Is there a way to factorize expression $(Z^T Z)^k Z^T-(X^T X)^k X^T$ where $Z$ and $X$ are real column vectors in $\mathbb{R}^n$, such that \begin{align} (Z^T Z)^k Z^T-(X^T X)^k X^T= (Z-X)^T P(Z,X) \end{align} where $P(Z,X)$ is a polynomial.
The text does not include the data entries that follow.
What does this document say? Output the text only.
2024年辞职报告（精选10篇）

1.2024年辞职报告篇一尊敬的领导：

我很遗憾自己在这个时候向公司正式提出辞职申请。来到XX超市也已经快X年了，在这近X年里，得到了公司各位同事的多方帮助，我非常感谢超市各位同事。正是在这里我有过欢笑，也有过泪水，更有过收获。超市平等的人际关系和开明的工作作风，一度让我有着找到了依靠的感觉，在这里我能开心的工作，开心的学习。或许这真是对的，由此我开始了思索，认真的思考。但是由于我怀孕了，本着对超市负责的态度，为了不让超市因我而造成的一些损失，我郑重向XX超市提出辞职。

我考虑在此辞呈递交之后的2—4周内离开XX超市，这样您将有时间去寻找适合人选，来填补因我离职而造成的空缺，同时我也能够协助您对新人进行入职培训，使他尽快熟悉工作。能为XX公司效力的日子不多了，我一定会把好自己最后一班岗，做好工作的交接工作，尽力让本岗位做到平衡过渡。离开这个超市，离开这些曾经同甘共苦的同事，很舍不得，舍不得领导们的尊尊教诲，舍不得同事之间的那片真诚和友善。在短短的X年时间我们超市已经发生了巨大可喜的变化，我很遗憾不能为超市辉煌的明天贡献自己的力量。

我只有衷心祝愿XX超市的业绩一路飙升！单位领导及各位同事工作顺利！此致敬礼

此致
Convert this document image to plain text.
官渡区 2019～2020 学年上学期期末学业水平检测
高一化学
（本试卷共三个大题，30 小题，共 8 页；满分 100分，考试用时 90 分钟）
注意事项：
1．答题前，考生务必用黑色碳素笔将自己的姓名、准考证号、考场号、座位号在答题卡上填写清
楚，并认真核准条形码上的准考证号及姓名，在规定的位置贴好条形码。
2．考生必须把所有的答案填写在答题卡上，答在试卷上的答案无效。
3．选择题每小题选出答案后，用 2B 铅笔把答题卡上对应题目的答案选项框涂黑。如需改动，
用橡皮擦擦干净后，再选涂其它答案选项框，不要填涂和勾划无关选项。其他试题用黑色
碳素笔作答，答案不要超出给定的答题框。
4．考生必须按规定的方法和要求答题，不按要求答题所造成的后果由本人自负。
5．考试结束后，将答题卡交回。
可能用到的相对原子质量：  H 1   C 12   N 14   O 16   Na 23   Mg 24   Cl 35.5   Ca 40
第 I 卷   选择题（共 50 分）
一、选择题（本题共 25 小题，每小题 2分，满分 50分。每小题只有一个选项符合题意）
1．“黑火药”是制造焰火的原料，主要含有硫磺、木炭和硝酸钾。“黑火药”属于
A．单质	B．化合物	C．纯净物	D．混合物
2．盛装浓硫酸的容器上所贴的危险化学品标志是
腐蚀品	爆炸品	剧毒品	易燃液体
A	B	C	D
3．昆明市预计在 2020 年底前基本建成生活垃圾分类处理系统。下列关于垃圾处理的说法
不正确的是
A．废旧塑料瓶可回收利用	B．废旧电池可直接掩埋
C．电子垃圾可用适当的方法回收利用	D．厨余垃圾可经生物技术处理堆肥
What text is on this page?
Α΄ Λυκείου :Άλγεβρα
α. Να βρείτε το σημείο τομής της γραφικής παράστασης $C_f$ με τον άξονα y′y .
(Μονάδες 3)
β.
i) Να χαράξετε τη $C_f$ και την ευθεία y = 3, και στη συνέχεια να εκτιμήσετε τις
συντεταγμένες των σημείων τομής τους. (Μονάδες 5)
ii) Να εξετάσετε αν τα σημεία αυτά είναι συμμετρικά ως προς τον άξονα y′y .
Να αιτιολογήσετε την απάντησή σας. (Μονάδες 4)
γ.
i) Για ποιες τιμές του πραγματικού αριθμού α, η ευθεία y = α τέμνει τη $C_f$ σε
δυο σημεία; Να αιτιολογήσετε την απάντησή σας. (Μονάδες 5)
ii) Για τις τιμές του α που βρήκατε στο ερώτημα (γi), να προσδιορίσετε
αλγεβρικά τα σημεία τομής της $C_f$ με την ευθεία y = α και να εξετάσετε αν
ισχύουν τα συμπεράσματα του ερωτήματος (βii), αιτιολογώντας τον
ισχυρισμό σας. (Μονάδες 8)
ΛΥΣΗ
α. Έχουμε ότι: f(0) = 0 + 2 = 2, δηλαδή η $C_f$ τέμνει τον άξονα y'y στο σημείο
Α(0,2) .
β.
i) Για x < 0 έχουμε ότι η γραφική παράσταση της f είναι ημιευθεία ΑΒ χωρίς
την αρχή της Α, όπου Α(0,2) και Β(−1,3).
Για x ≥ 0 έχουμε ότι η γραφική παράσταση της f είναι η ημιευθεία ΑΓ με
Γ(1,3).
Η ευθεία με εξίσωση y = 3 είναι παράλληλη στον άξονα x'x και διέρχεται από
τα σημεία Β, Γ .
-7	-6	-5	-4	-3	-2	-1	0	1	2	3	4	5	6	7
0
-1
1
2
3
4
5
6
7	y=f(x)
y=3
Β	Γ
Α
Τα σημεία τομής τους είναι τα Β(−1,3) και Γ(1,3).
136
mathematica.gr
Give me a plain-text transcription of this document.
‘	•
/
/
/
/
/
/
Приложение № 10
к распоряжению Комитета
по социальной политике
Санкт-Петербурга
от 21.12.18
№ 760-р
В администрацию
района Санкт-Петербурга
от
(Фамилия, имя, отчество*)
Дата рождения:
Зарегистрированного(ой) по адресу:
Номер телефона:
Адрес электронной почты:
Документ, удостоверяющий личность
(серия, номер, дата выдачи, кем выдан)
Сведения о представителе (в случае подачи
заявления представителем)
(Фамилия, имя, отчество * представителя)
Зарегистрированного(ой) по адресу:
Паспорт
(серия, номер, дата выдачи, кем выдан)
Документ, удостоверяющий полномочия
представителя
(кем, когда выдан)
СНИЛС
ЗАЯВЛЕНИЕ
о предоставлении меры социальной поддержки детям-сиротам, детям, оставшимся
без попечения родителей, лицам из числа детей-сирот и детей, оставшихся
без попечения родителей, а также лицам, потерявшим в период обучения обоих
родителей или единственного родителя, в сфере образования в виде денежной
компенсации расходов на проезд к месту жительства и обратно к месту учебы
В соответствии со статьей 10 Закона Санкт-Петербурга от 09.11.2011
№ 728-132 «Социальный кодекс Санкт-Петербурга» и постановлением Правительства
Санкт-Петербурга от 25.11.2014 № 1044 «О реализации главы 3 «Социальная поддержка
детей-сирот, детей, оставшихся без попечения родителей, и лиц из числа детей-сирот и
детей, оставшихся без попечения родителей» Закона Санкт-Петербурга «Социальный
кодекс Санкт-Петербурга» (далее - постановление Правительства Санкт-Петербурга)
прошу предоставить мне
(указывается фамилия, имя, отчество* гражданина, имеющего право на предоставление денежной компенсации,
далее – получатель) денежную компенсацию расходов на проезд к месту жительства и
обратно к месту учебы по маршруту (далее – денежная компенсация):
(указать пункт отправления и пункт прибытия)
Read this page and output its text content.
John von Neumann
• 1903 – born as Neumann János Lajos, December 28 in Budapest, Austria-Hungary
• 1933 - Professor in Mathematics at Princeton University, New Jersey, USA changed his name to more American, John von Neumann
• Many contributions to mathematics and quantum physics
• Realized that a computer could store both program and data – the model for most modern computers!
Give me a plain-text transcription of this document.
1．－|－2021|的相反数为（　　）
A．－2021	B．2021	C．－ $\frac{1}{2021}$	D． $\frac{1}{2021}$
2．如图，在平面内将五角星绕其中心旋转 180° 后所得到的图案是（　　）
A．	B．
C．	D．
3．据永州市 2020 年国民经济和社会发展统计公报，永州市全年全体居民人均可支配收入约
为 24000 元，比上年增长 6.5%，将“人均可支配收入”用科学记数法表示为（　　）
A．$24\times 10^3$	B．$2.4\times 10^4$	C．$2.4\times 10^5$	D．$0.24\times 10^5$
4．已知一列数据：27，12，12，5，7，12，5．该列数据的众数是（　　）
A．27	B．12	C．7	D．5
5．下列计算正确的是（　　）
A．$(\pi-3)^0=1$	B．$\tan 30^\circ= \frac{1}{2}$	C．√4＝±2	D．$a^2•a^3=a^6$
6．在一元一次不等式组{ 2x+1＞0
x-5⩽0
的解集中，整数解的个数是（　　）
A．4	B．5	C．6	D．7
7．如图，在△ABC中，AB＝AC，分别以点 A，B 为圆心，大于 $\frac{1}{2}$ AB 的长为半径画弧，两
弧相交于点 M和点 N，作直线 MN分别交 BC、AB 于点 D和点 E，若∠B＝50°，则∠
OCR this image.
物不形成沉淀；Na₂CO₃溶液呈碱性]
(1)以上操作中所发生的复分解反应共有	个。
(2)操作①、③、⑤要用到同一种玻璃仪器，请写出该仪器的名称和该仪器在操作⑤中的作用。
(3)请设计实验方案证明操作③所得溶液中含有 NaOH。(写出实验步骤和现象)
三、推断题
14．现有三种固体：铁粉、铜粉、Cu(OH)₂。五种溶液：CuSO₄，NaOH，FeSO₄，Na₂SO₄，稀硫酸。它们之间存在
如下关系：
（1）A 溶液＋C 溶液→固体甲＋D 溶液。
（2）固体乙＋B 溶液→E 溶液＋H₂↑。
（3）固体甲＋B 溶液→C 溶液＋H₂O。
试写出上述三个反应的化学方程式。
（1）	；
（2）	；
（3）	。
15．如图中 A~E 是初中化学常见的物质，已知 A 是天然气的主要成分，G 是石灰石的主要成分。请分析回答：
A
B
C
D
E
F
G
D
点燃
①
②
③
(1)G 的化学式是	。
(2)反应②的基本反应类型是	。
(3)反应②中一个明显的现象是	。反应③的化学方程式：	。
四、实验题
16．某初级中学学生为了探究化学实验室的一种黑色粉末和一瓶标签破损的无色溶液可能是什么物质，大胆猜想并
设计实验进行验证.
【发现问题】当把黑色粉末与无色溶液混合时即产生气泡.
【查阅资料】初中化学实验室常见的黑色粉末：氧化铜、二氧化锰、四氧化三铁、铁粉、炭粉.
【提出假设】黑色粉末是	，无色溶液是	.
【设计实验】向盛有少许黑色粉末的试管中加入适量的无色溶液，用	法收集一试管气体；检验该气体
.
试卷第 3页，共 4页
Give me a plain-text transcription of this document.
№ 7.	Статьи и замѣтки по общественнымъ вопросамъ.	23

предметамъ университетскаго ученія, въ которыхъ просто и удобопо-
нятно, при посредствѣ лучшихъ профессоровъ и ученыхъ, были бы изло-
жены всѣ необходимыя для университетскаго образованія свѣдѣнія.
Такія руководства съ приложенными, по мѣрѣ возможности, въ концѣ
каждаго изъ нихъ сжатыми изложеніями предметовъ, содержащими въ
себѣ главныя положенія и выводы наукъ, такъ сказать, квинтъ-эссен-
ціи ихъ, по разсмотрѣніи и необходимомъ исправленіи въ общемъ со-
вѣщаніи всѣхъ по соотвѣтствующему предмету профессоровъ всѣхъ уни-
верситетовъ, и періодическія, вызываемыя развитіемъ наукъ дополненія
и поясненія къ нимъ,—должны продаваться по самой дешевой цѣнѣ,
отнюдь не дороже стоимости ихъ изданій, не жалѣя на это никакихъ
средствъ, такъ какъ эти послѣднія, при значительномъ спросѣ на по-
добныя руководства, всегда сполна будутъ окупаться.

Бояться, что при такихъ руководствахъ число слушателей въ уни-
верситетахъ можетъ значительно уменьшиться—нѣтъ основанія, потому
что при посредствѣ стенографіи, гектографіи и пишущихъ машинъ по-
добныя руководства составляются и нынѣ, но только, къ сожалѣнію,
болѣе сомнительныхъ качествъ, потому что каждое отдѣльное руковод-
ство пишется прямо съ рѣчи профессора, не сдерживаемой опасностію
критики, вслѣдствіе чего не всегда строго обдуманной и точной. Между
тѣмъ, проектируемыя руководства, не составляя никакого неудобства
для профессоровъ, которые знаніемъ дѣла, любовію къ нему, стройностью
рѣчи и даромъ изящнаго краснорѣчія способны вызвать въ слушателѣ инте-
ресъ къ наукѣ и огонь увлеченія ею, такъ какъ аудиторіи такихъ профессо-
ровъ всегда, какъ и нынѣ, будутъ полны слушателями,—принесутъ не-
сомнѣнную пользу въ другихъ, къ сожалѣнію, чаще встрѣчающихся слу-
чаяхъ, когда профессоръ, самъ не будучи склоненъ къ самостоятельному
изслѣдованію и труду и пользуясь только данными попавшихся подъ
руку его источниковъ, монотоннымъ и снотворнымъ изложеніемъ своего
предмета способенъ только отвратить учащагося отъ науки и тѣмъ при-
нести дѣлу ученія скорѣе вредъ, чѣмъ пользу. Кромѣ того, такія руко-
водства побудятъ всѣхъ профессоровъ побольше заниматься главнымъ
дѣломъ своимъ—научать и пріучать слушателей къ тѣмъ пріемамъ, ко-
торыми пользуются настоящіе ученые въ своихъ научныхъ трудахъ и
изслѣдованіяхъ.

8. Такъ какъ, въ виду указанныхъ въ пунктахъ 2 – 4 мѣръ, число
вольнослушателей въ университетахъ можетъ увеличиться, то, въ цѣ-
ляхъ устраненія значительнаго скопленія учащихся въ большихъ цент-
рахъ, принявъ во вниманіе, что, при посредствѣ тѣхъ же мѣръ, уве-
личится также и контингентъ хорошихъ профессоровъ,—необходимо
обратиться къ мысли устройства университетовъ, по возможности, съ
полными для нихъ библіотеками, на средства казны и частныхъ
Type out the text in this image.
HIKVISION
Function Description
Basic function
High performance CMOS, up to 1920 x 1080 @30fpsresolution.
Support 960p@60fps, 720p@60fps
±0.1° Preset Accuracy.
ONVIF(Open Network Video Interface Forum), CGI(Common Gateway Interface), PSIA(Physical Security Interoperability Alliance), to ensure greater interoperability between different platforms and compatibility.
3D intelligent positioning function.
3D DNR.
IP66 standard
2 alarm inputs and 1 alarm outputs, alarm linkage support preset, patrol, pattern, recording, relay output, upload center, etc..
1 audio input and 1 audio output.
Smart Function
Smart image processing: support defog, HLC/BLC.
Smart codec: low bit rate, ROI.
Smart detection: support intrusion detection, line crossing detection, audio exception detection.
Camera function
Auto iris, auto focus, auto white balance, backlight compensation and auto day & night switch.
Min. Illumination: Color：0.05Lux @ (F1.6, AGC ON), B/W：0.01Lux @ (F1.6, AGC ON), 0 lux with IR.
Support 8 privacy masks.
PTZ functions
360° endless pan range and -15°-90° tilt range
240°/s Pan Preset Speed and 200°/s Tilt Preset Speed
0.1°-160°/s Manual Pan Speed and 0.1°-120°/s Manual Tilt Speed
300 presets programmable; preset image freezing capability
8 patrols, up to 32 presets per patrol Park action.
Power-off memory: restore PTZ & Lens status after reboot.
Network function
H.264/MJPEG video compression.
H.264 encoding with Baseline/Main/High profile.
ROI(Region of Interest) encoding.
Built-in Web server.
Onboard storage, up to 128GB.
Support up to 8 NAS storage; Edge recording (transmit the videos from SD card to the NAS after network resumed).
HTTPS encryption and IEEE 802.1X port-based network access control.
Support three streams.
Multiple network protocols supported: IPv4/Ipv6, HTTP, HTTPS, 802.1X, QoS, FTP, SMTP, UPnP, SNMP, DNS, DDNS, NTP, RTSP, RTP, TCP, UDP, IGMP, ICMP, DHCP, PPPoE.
My question is motivated by the following difference formula for real $a$ and $b$ \begin{align} a^k-b^k= (a-b) P(a,b) \end{align} where $P(a,b)= \sum_{i=0}^{k-1} a^i b^{k-1-i}$
If $\lVert X\lVert=\lVert Z\lVert=a$, then your factorization holds trivially, with $P=a^{2k}$.
If $X$ and $Z$ are not collinear, then let $\lVert X\lVert=a$ and $\lVert Z\lVert=b$, with $a>0,b>0$.
Suppose further that $(Z^T Z)^k Z^T-(X^T X)^k X^T=c(Z-X)^T$ for some real number $c$.
That is, $b^{2k}Z^T-a^{2k}X^T=cZ^T-cX^T$
Since $X$ and $Z$ are not collinear, coordinates along $X^T$ and $Z^T$ of the above linear combination are respectively equal.
Hence, $c=a^{2k}=b^{2k}$.
Therefore, if $X$ and $Z$ are not collinear, your factorization holds iff $\lVert X\lVert=\lVert Z\lVert$.